Which way of restoration did you choose then?

Due to the poor condition of the bodywork – parts were already sanded down – it was clear anyway that we would have to strip the car down to the last screw. So we decided to chemically strip the paint. This allowed us to restore the sheet metal from the ground up. Finally, the car was cathodic dip painted (CDP). This protects the car against corrosion for decades. An upgrade to new condition.

On this occasion, logically, the entire wiring harness was also checked and renewed where necessary. Same applies to all chassis parts and, of course, the interior. The carpets had partially come loose, seats and steering wheel were not in good condition. Several hundred hours of work in the areas of sheet metal, paint and saddlery came together before the GT2 was completely like new in its substance.

Particularly in terms of paint quality, I can safely say that we are above Porsche’s delivery level of the time. Same is true to its panel gaps. Where previously there were deviations of several millimeters across a single body panel, now everything is smooth and consistent, the appearance flawless. The customer chose the classic Porsche black metallic as the color. To our knowledge, this was not available on the 993 GT2. The paintwork itself is of absolute top-notch quality and cost over 30,000 euros alone.

But surely the GT2 restoration wasn’t all plain sailing?

Not at all! The engine caused us some headaches and is probably responsible for lot of my gray hair. It wasn’t complete, many small parts were missing. The research effort was immense. And to make matters worse, a special “feature” of the Porsche 993 GT2 is that its engine compartment is more crammed than on any other 911. Even before the engine can be installed, all wires and hoses must be in their final place. With the engine installed, there is simply no more room for adjustments.
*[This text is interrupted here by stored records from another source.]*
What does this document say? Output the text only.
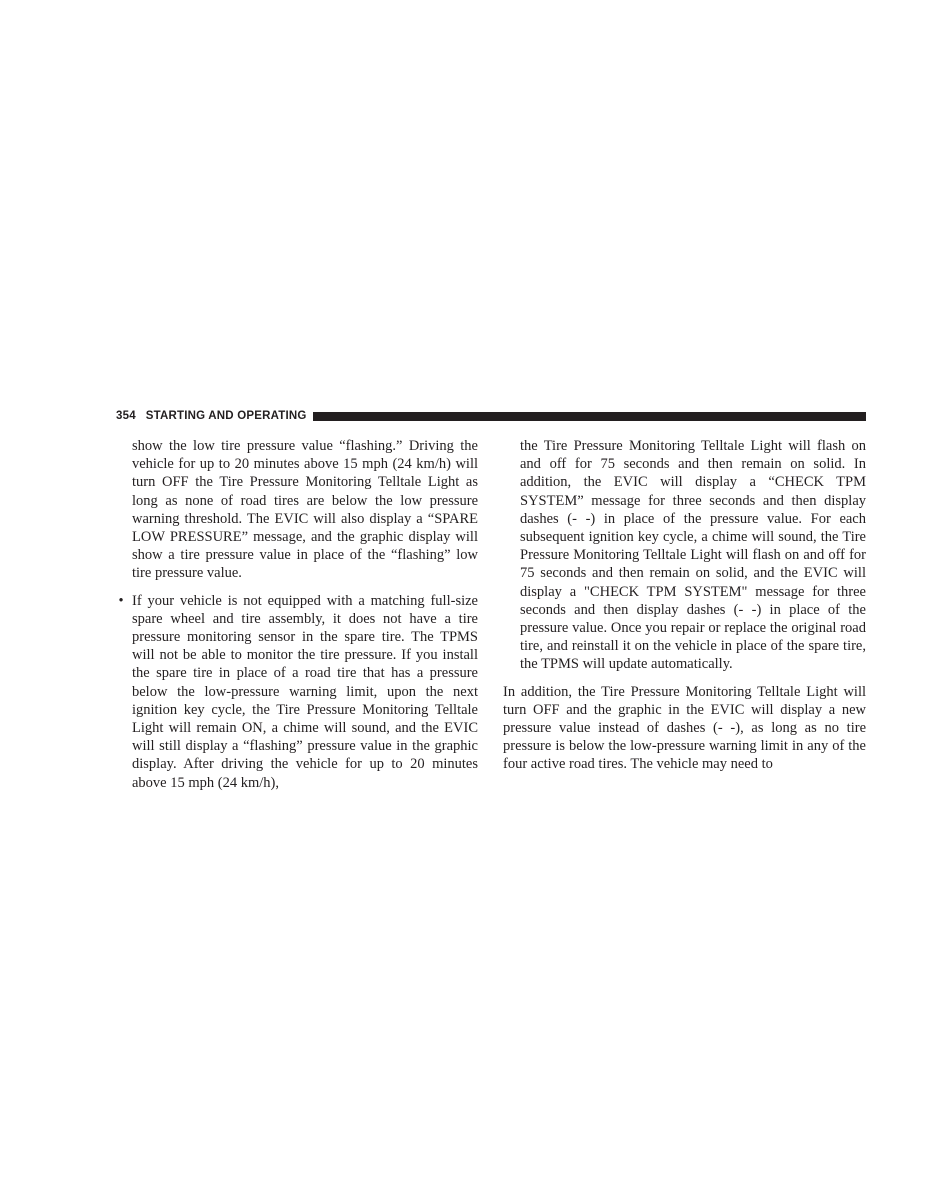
354 STARTING AND OPERATING

show the low tire pressure value “flashing.” Driving the vehicle for up to 20 minutes above 15 mph (24 km/h) will turn OFF the Tire Pressure Monitoring Telltale Light as long as none of road tires are below the low pressure warning threshold. The EVIC will also display a “SPARE LOW PRESSURE” message, and the graphic display will show a tire pressure value in place of the “flashing” low tire pressure value.

• If your vehicle is not equipped with a matching full-size spare wheel and tire assembly, it does not have a tire pressure monitoring sensor in the spare tire. The TPMS will not be able to monitor the tire pressure. If you install the spare tire in place of a road tire that has a pressure below the low-pressure warning limit, upon the next ignition key cycle, the Tire Pressure Monitoring Telltale Light will remain ON, a chime will sound, and the EVIC will still display a “flashing” pressure value in the graphic display. After driving the vehicle for up to 20 minutes above 15 mph (24 km/h),

the Tire Pressure Monitoring Telltale Light will flash on and off for 75 seconds and then remain on solid. In addition, the EVIC will display a “CHECK TPM SYSTEM” message for three seconds and then display dashes (- -) in place of the pressure value. For each subsequent ignition key cycle, a chime will sound, the Tire Pressure Monitoring Telltale Light will flash on and off for 75 seconds and then remain on solid, and the EVIC will display a "CHECK TPM SYSTEM" message for three seconds and then display dashes (- -) in place of the pressure value. Once you repair or replace the original road tire, and reinstall it on the vehicle in place of the spare tire, the TPMS will update automatically.

In addition, the Tire Pressure Monitoring Telltale Light will turn OFF and the graphic in the EVIC will display a new pressure value instead of dashes (- -), as long as no tire pressure is below the low-pressure warning limit in any of the four active road tires. The vehicle may need to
In total, we had to remove the engine again three times. I was particularly worried when the engine suddenly stopped after an initial start and nothing more than a “clack” came out, when we tried to restart it. At first I feared that the engine had seized up. In the end it was a very minor defect, with the culprit not even being worth 25 cents. But nevertheless, that issue alone set us back a week. Another time, the oil tank ran dry and the engine was full of oil for no apparent reason. But in the end, our expertise in engine building allowed us to fix all the technical problems. The engine now runs like clockwork.

That sounds like a very educational project. Were there places where you gave the Porsche 993 GT2 upgrades?

We certainly learned a lot in the process. I’ll give you an example from the brakes. The customer really wanted yellow brake calipers to match the interior accents. To achieve this, the calipers were powder-coated. This is a very important process, because if the work is not done cleanly here, you have a problem later on: the brake fluid can crystallize in the caliper, causing it to crack. The adaptation of the ABS control unit is also a science in itself, for which we had to call on external help.

Technically, we only made changes in a few places. While we completely overhauled the engine using only original parts, the suspension received a functional adaptation. In cooperation with Bilstein, we developed and built original-specification dampers whose rebound can now be adjusted from below. With the original parts, this was only possible from above. Of course, this makes setup changes a lot easier.

How long did the project take in total? And what was the owner’s initial reaction to his finished GT2?

We started in August 2020, so the whole process took a little over two years. Like probably most other companies, we had to deal with delivery problems. Our customer and client is very emotional about this car. But when I sent him the first pictures of the finished car, he was at a loss for words, honestly. He didn’t get much more than a thumbs up out of it at first.